Not Everyone is Happy About Taiwan Legalizing Same-Sex Marriage

Thousands of people gathered on the streets of Taipei to protest for and against a bill that could make Taiwan the first Asian country to legalize same-sex marriage.
More than 20,000 protesters marched through the city capital dressed in white, holding signs that pushed parliament to “stand forward for the next generation’s happiness.”
According to the Associated Press, most of the people in attendance were affiliated with conservative religious and social groups led by the Alliance of Taiwan Religious Groups for the Protection of Family demanding an island-wide vote with slogans such as “Marriage and family, let all the people decide.”
But backers of the bill, which is currently being deliberated by lawmakers, waved rainbow flags around and chanted their support for LGBT rights as a line of police separate them from the main group.

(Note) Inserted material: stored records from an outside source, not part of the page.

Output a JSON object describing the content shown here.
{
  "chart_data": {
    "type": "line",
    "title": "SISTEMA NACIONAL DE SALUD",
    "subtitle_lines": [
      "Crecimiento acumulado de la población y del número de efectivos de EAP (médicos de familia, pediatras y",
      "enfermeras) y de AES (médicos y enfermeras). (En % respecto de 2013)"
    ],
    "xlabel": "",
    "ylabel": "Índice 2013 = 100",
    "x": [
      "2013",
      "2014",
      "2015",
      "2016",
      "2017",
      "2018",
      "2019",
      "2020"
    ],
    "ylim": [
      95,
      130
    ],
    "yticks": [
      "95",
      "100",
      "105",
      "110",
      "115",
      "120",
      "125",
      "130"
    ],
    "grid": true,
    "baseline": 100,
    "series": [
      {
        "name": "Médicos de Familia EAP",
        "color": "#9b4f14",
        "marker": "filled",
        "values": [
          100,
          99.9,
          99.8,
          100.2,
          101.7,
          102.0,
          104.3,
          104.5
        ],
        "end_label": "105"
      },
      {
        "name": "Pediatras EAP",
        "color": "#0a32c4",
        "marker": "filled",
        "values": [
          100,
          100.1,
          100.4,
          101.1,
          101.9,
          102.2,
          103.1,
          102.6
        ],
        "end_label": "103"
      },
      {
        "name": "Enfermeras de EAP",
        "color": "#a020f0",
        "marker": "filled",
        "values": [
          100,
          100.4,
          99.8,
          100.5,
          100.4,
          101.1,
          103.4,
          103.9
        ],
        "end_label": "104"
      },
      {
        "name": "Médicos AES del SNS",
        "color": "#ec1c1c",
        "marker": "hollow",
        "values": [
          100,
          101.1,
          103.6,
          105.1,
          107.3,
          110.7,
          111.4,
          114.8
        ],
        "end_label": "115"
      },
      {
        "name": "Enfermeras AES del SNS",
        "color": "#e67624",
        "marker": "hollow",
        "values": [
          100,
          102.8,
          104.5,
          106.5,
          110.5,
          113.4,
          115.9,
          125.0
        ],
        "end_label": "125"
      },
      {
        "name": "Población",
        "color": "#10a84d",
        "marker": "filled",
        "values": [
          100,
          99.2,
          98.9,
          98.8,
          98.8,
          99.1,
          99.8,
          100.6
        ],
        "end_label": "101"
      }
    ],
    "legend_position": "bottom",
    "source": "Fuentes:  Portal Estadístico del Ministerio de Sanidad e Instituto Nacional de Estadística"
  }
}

Members of the ruling and opposition parties, Taiwan’s President, Tsai Ing-wen, and a majority of the public have voiced their support for the legalization of same-sex marriage.
The Democratic Progressive Party (DPP), which supports gay rights, drafted the historic bills in October to widespread acclaim across the nation, the Shanghaiist reported.
David Tseng, a spokesman for opponents of same-sex marriage, argued that marriage should be between a man and a woman.
“Now they want to amend the law to do away with the ‘father’ and ‘mother’ altogether,” Tseng said during the protests. “We are different from the West. In Eastern culture, we place great importance on filial piety to one’s father and mother. This is a virtue we must keep.”
Taiwan is one of Asia’s most progressive countries when it comes to marriage equality. But there is still a lot of work to be done to make it the law of the land, according to Jennifer Lu, a researcher at Taiwan Tongzhi Hotline Association, the oldest LGBT organization in the nation.
“We appreciate that legislators acknowledge the fact that LGBT families need this protection by the law,” she told the Hong Kong Free Press in an interview. “We also appreciate that some members of the legislature are working very hard to make things happen.”
“The protesters’ ideas come from their religion. They don’t discuss law or policy,” Lu went on. “So another public hearing is not necessary.”
“Taiwan could be the first country in Asia to have marriage equality law. That’s based on our democratic system, which we’re working very hard to protect,” she continued. “Sadly, some KMT legislators are using undemocratic means to try to block the process.”
If the bill is passed, Taiwan will join Canada, Colombia, Ireland, the U.S. and 16 other countries that have made same-sex marriage legal. But there are still places in Asia and the Middle East where gay sex is still prohibited.
In October, tens of thousands attended the annual Gay Pride march in Taipei to show their support for equal-rights marriage.